Parce que c’est mon nom. il faut justifier, faut expliquer, faut donner un dossier épais comme ça. Mais c’est passé comme une lettre à la poste en réalité. Mais à chaque fois, ça vient nous bousculer à un endroit qui est celui d’une fragilité et d’une vulnérabilité.

Ce qui est vraiment le propre des enfants adopté donc abandonné soit parce qu’il y a eu un abandon de fait soit parce qu’il y a parfois un accident de vie qui fait que une mort qui fait que l’enfant doit être placé et ensuite adopté. mais pour l’enfant c’est toujours un abandon quelle que soit la nature. 

Par rapport à cette fragilité, cette vulnérabilité, comment tu as fait pour ne pas sombrer et complètement te perdre finalement entre ces deux prénoms qui te crispaient, qui te tendaient ? Comment dans cette phase tu traverses ça ? 

Parce qu’on pourrait, j’imagine, facilement tomber en dépression et se poser encore plus cette question, “Je ne sais pas du tout qui je suis”.

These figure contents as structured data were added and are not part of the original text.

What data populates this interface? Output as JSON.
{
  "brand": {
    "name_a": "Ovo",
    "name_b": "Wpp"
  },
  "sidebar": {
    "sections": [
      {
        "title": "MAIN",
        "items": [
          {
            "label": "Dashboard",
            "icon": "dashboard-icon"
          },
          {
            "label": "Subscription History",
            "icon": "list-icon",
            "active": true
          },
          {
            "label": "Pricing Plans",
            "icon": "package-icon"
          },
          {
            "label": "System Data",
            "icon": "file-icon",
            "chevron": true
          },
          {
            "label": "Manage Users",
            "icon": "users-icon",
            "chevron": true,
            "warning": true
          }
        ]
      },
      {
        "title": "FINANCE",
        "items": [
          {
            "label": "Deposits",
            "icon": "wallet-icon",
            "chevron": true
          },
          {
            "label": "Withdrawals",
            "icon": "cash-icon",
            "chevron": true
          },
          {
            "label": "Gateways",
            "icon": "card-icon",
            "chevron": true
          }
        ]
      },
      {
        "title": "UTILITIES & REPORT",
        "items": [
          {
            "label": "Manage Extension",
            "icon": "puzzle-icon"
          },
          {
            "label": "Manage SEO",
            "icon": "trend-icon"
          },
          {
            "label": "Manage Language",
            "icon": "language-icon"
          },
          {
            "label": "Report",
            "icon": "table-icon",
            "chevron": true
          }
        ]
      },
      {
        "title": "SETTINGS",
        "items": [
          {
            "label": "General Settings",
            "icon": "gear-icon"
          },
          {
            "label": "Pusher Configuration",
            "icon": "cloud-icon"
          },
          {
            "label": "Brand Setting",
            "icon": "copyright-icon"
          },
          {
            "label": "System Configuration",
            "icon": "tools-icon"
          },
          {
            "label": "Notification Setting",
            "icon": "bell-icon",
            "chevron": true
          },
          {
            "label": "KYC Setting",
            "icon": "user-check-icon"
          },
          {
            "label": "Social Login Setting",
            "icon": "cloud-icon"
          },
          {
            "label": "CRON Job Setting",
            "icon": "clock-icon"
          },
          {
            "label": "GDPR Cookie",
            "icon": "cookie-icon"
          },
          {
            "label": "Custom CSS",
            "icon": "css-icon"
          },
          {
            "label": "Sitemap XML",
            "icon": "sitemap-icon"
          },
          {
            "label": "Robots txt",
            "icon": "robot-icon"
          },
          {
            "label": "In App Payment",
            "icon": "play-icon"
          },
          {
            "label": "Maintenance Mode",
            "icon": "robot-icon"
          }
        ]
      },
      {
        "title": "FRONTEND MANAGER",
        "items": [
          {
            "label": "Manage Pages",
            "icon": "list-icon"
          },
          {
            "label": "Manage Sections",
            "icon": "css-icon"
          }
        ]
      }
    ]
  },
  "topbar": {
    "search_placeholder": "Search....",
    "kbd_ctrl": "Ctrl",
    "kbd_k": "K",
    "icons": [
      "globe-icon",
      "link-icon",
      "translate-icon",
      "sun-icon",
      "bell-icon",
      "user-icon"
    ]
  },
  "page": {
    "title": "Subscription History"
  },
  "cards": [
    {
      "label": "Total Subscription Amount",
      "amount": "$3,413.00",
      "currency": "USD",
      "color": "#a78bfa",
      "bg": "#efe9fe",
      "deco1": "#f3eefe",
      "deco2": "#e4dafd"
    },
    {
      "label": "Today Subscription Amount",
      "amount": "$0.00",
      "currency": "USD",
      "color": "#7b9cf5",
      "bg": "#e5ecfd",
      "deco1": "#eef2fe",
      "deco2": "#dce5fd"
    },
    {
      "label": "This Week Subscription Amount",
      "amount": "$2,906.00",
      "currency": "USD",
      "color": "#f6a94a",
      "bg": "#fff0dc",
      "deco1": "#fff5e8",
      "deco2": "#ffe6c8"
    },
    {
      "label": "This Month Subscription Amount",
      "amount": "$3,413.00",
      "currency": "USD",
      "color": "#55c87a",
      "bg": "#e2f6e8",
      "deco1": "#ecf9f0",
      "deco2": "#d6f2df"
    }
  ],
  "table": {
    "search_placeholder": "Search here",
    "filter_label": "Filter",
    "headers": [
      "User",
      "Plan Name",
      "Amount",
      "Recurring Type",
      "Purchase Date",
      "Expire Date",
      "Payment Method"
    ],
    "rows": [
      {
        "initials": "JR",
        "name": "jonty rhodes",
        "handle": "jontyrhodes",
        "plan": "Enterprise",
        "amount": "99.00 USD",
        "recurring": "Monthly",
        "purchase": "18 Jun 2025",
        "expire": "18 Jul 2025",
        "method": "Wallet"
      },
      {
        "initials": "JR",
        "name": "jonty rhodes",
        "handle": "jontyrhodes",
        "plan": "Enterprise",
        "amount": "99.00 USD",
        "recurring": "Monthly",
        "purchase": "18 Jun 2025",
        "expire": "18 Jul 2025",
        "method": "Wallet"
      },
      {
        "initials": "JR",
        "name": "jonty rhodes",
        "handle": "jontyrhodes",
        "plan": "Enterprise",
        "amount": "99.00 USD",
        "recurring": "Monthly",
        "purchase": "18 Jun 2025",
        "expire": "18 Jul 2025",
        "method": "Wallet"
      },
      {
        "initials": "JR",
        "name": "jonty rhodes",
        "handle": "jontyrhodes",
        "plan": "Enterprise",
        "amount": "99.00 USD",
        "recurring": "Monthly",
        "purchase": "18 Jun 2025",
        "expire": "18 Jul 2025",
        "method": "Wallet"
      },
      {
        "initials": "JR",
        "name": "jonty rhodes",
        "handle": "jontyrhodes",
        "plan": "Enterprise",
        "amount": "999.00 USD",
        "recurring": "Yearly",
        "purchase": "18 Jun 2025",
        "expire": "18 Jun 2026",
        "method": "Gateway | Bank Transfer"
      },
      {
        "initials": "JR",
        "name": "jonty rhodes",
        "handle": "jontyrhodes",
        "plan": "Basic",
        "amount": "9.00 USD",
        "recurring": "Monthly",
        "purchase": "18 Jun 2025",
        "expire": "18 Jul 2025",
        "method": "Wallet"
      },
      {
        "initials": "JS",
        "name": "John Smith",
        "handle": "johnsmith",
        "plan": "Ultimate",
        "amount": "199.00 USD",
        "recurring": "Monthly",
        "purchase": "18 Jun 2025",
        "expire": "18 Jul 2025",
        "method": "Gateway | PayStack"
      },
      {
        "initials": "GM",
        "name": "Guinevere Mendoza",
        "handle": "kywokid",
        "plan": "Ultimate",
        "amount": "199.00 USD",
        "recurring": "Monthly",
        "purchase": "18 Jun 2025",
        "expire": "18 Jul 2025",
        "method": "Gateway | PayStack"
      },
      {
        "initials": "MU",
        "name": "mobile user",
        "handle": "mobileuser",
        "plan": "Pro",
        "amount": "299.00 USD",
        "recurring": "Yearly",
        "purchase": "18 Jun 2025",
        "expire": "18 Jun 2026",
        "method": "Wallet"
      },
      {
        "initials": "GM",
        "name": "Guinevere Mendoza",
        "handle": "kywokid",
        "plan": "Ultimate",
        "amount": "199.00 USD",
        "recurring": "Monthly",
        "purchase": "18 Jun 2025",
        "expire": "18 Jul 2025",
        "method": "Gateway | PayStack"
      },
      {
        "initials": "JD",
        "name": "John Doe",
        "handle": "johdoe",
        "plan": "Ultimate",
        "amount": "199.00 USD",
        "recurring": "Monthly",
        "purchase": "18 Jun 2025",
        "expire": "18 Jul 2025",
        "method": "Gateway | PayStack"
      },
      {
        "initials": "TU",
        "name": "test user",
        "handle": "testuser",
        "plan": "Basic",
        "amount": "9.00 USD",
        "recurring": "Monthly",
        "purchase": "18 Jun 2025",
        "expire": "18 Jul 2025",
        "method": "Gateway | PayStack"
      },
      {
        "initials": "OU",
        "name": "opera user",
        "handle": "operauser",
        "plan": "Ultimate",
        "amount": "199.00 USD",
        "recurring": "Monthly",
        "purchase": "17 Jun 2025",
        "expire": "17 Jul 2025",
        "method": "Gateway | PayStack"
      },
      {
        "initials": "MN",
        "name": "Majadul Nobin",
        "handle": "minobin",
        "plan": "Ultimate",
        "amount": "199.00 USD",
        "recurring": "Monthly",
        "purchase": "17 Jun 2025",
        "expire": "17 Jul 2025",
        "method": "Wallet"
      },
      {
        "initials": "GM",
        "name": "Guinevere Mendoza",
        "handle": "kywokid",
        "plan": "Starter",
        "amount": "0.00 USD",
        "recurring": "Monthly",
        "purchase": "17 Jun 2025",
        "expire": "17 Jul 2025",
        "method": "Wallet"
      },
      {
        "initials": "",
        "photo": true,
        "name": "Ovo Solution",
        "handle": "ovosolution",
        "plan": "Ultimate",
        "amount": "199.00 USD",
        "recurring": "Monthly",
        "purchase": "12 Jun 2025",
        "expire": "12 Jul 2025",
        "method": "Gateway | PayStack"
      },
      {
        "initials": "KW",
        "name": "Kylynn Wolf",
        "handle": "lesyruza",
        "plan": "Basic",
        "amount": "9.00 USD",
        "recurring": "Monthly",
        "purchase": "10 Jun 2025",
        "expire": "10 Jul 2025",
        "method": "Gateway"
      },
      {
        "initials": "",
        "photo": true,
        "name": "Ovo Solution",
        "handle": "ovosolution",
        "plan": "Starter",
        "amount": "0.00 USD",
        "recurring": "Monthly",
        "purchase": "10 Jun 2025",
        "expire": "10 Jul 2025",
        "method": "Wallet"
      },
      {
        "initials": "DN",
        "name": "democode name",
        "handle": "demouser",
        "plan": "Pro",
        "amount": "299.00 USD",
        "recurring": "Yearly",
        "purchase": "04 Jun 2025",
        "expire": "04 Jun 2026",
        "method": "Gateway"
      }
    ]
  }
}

Je crois que je me suis perdue. J’étais perdu. dans le livre, je raconte que comme la communication avec mes parents, avec ma mère en particulier était difficile, un jour elle m’a traité d’autiste. Mais c’était pas méchant. Mais tu es autiste, mais tu es complètement autiste.

Ce n’était pas un compliment dans sa bouche. Et en même temps, aujourd’hui, avec du recul, je crois qu’elle avait raison. il y a quelque chose en moi, j’étais qui touchait vraiment au noyau autistique, à la fermeture. 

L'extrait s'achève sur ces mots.